First, we recall the basic connection between the optical refractive index of a non-conducting medium and its electrical properties. The refractive index $$n$$ of a dielectric, when the wavelength is such that absorption is negligible, is given by the relation

$$n=\sqrt{\varepsilon_r\,\mu_r}$$

where $$\varepsilon_r$$ is the relative permittivity (also called the dielectric constant) and $$\mu_r$$ is the relative permeability of the medium.
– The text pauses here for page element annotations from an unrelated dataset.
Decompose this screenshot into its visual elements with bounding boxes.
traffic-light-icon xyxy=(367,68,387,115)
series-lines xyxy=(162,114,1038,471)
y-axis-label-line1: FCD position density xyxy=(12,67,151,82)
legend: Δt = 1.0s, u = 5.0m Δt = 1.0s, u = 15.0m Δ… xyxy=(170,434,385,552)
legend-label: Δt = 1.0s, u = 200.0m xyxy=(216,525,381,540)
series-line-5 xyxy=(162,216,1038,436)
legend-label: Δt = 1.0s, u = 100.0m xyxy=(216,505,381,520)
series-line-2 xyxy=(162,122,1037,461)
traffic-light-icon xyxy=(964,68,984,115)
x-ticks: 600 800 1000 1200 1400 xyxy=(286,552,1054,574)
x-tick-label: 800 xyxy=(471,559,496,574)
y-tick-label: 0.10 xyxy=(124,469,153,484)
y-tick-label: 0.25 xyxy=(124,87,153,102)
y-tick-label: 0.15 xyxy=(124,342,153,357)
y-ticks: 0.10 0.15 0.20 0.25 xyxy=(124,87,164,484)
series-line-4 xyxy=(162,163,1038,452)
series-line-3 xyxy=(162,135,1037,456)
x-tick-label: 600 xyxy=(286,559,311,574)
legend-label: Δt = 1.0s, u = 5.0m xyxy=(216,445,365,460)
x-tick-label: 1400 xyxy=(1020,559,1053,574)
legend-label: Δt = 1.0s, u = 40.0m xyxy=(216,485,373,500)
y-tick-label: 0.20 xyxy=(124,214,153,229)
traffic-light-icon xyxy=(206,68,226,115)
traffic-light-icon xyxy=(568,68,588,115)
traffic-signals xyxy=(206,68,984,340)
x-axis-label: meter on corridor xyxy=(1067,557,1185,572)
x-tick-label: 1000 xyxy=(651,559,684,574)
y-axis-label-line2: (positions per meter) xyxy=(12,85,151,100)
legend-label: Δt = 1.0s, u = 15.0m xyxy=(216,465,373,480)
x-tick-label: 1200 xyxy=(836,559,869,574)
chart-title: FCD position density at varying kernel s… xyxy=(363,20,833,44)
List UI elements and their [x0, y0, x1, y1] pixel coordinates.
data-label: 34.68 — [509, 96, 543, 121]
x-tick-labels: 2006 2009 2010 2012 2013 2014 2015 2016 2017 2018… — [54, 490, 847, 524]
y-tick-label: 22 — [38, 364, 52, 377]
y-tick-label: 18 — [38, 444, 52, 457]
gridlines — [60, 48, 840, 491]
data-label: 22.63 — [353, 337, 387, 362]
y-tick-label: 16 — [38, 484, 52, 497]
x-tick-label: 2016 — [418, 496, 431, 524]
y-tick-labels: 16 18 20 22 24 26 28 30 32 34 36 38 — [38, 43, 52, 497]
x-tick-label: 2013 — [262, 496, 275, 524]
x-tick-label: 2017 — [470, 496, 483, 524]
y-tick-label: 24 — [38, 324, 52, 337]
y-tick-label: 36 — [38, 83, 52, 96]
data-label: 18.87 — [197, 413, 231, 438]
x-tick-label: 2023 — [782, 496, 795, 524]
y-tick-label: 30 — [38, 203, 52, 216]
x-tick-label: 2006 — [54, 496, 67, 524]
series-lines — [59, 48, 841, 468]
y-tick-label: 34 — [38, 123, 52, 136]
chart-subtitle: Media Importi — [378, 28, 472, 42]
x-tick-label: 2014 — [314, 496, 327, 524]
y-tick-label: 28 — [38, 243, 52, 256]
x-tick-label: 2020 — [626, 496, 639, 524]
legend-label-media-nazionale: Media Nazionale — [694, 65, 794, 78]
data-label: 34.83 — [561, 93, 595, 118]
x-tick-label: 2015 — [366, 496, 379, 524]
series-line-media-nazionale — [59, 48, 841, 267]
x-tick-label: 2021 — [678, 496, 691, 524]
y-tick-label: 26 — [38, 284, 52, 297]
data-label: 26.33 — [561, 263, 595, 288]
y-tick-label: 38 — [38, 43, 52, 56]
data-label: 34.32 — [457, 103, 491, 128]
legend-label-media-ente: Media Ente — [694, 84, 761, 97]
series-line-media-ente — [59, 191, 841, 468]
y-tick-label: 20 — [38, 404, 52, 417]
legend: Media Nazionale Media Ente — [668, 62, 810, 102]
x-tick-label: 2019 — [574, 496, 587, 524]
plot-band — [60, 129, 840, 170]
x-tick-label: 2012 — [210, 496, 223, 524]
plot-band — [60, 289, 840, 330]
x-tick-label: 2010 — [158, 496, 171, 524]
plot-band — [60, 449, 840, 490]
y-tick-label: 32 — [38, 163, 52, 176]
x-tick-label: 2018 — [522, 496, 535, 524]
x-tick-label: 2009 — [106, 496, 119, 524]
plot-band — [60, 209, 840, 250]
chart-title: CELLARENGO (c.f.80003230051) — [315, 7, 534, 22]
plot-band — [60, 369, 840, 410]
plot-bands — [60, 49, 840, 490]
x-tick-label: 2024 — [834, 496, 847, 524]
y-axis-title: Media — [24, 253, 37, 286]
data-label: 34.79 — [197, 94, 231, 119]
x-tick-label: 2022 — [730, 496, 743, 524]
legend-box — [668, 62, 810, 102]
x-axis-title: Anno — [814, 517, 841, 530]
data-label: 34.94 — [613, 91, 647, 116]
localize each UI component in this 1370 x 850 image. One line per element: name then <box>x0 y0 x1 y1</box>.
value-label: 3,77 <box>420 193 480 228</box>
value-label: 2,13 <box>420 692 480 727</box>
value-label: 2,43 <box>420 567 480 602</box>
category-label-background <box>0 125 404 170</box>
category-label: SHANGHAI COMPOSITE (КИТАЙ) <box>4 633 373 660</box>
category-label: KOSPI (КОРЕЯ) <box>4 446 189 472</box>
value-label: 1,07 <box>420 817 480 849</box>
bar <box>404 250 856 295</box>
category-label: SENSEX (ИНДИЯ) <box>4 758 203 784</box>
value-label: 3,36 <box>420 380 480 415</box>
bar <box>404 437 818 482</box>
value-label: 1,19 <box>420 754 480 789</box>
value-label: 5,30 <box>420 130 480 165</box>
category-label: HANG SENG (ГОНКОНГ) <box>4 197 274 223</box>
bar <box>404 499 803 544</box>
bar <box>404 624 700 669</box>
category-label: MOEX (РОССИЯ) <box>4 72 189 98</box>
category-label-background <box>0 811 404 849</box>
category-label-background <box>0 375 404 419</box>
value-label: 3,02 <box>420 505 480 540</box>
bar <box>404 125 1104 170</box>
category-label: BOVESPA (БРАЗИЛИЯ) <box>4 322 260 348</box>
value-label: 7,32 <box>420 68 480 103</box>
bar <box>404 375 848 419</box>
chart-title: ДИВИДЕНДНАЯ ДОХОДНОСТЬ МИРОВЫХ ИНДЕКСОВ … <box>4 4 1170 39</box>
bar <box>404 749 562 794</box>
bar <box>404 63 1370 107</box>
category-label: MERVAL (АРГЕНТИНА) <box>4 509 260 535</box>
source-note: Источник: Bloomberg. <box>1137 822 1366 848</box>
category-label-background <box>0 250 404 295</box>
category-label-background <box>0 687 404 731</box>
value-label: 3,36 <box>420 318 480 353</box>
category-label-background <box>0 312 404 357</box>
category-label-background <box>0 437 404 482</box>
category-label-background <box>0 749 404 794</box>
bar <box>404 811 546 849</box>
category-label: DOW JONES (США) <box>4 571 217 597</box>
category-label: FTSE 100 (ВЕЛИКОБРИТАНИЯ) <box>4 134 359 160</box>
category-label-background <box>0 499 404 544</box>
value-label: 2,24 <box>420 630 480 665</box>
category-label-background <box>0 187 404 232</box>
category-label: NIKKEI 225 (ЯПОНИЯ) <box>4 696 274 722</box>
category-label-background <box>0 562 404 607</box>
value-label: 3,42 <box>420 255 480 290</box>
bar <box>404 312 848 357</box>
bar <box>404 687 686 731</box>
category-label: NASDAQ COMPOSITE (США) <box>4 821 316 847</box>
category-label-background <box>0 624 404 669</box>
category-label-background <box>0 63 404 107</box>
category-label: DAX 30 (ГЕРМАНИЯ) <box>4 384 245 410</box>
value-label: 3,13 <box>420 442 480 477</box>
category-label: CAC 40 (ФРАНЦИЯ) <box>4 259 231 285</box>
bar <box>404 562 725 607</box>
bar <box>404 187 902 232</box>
For the given medium we are told that

$$\varepsilon_r = 3, \qquad\mu_r = \dfrac{4}{3}.$$

We now substitute these numerical values into the formula for $$n$$. We have

$$n = \sqrt{\varepsilon_r \,\mu_r} = \sqrt{ \;3 \times \dfrac{4}{3}\;}.$$

Inside the square root, the factor $$3$$ in the numerator and the factor $$3$$ in the denominator cancel out, leaving

$$n = \sqrt{4}.$$

The square root of $$4$$ is $$2$$, so

$$n = 2.$$

Next, we recall the definition of the critical angle. When light passes from a denser medium (refractive index $$n_1$$) to a rarer medium (refractive index $$n_2$$) and the angle of incidence inside the denser medium is such that the angle of refraction in the rarer medium becomes $$90^\circ$$, that angle of incidence is called the critical angle $$C$$. The mathematical statement of Snell’s law for this limiting case is

$$n_1 \,\sin C = n_2 \,\sin 90^\circ.$$

Because $$\sin 90^\circ = 1$$, we can write

$$n_1 \,\sin C = n_2.$$

If the rarer medium is air (or vacuum) we take $$n_2 \approx 1$$. Here the given medium of refractive index $$n = 2$$ is acting as the denser medium, so $$n_1 = 2$$ and $$n_2 = 1$$. Substituting these values we obtain

$$2 \,\sin C = 1.$$

Dividing both sides by $$2$$ gives

$$\sin C = \dfrac{1}{2}.$$

We know from basic trigonometry that

$$\sin 30^\circ = \dfrac{1}{2}.$$

Therefore

$$C = 30^\circ.$$

Hence, the correct answer is Option B.